Basak trees changing lives of left-behind enclave women

August 4, 2021

For Anowara Begum,  the last five years was a roller-coaster ride. Being left behind with two daughters as her husband decided to leave for India when the enclave exchange occurred, with no earning source and no training, life seemed to be in dire straits.

The 38 year old resident of Kurigram’s Dasiyarchhara saw her life change in ways that even before the enclave exchange would have seemed like a dream.

Paved streets, schools, hospitals, access to basic citizen services, social services, electricity - things we took for granted but for enclave residents was a dream for close to 70 years.

And in all this development work, the United Nations Development Programme (UNDP) and Bangladesh Government’s SWAPNO project has been working to ensure that no one is left behind.

Strengthening Women’s Ability for Productive New Opportunities or SWAPNO have reached out to the women of the area who were abandoned, widowed, and divorced, offering them jobs in government works, training on how to save and become entrepreneurs.

Under the initiative, in 2019, the Upazila Parishad planted 15,000 Bask trees along the newly paved roads.
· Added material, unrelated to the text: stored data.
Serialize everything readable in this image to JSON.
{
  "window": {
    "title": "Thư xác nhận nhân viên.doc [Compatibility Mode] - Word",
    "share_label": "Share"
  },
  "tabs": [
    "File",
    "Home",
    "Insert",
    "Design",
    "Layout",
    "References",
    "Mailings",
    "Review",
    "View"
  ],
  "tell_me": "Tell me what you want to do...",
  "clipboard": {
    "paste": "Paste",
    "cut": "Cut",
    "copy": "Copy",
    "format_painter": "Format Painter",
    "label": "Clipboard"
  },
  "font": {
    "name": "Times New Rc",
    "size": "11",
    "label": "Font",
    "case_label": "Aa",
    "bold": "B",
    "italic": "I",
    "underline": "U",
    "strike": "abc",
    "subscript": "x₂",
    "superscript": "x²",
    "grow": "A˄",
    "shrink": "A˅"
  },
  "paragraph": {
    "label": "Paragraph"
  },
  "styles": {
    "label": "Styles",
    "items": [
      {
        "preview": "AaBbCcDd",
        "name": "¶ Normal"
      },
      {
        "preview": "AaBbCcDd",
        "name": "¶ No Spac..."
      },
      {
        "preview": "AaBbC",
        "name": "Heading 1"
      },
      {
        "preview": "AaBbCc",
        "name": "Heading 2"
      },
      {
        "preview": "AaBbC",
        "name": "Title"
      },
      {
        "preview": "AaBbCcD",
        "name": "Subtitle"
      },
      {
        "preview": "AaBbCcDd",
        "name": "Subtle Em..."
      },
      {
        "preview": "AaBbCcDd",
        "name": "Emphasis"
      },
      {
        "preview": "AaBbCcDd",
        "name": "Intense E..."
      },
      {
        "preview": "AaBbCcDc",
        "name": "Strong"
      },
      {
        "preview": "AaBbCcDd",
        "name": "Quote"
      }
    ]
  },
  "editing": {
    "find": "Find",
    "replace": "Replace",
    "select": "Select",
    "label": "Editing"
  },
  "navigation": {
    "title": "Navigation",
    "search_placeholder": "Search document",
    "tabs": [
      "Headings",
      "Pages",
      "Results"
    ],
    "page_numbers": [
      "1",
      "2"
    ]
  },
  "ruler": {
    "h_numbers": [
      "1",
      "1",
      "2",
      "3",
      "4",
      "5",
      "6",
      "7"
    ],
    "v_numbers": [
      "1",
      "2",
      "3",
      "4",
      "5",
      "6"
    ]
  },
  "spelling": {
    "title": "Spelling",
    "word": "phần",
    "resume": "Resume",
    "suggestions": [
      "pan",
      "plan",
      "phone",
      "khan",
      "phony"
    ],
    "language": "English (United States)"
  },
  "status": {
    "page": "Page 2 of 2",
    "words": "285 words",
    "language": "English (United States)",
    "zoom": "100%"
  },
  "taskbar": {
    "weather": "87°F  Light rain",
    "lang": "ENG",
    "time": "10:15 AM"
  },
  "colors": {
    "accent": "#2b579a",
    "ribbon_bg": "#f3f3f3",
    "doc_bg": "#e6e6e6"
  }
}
Seventeen beneficiaries of the project, including Anowara, were assigned to taking care of those trees.

Two years later, ACME, one of Bangladesh’s leading pharmaceuticals companies, is buying the leaves from the bask trees that now cover the side of the roads in abundance.

The revenue from the sales is being shared by the Union Parishad (10%), Upazila Parishad (5%) and the beneficiaries (85%) taking care of the trees. And the sharing will continue for another eight years.